Our first part of the plan is done, and as we walk off stage, we know we got the reaction we wanted.

Beck is a hero.

THIRTY-NINE

It should alarm me that I’m more worried about Kolton than I am about myself. I’m facing assault charges, not to mention being locked up. My true name could be revealed, though the officers swear my privacy will be protected, but if the guys find out, then they will know exactly who I am. Everything I have worked for, my revenge, the truth, and this life will all be for nothing.

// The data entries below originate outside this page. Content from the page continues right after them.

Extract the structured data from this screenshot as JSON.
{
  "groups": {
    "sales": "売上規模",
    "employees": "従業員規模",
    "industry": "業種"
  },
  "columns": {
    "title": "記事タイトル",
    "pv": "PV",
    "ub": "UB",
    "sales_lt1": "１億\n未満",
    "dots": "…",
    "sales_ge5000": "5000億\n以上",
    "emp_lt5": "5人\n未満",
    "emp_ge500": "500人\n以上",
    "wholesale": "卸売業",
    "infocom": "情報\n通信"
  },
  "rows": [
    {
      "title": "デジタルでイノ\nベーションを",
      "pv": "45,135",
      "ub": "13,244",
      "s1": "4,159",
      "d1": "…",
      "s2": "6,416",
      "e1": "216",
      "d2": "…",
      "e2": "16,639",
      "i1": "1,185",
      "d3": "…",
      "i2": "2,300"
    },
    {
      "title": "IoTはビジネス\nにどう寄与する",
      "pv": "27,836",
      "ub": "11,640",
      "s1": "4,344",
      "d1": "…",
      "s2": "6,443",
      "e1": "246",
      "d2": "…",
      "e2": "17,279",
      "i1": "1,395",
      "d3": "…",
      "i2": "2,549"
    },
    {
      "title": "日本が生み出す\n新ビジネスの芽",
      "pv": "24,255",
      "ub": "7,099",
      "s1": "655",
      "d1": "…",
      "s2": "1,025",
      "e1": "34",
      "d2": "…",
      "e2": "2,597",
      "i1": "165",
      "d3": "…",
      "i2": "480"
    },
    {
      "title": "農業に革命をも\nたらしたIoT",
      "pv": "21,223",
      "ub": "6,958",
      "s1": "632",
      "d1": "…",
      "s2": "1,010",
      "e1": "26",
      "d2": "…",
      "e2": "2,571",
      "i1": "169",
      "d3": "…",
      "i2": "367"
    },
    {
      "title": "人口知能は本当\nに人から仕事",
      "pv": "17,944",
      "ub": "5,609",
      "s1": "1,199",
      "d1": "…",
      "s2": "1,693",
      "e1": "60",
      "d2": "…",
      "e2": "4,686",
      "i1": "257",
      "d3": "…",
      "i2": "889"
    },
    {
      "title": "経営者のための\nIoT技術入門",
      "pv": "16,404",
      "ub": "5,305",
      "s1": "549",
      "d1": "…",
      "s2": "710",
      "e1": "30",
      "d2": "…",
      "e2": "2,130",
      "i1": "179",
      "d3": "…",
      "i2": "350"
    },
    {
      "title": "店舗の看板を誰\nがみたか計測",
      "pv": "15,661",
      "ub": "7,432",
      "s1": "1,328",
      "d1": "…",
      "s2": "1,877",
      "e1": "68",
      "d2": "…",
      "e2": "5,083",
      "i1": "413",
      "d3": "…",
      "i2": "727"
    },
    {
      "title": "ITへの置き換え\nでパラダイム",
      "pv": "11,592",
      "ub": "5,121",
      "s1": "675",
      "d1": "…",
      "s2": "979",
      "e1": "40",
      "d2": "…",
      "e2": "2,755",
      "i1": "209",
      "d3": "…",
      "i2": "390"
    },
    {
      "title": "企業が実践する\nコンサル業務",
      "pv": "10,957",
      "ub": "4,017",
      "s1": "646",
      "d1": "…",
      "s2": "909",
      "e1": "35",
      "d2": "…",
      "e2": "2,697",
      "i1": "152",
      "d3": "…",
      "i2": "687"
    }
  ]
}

Yet I’m worried about Kolton.

I refuse to consider why, so instead, I pace, and when that gets boring, I force myself to relax on the bench, waiting to hear what will happen to me. Hopefully, I’ll get a phone call and I can check in with the guys to make sure they got Kolton home safely. This will undoubtedly bring up a lot of memories and trauma for him, so he’ll need them now more than ever to process it, but Kolton is stronger than anyone I know. He will survive this.

It’s what consumes my thoughts—the image of his stricken, dead expression as he gazed at his abuser. He wasn’t the man I . . . Well, he wasn’t Kolt. He was a little boy facing his nightmares and realizing the monster in the dark was real. In that moment, I would have done anything to bring life back to his expression and make him feel safe and protected.

Kolton might be a rock star, one of the most renowned music gods in our history, but he’s still a man, and Kolt feels more than most, especially now.

As for his sister? Well, I hope she chokes on her own blood and dies.

It would up my charges to murder, but I think I could rock the orange jumpsuit.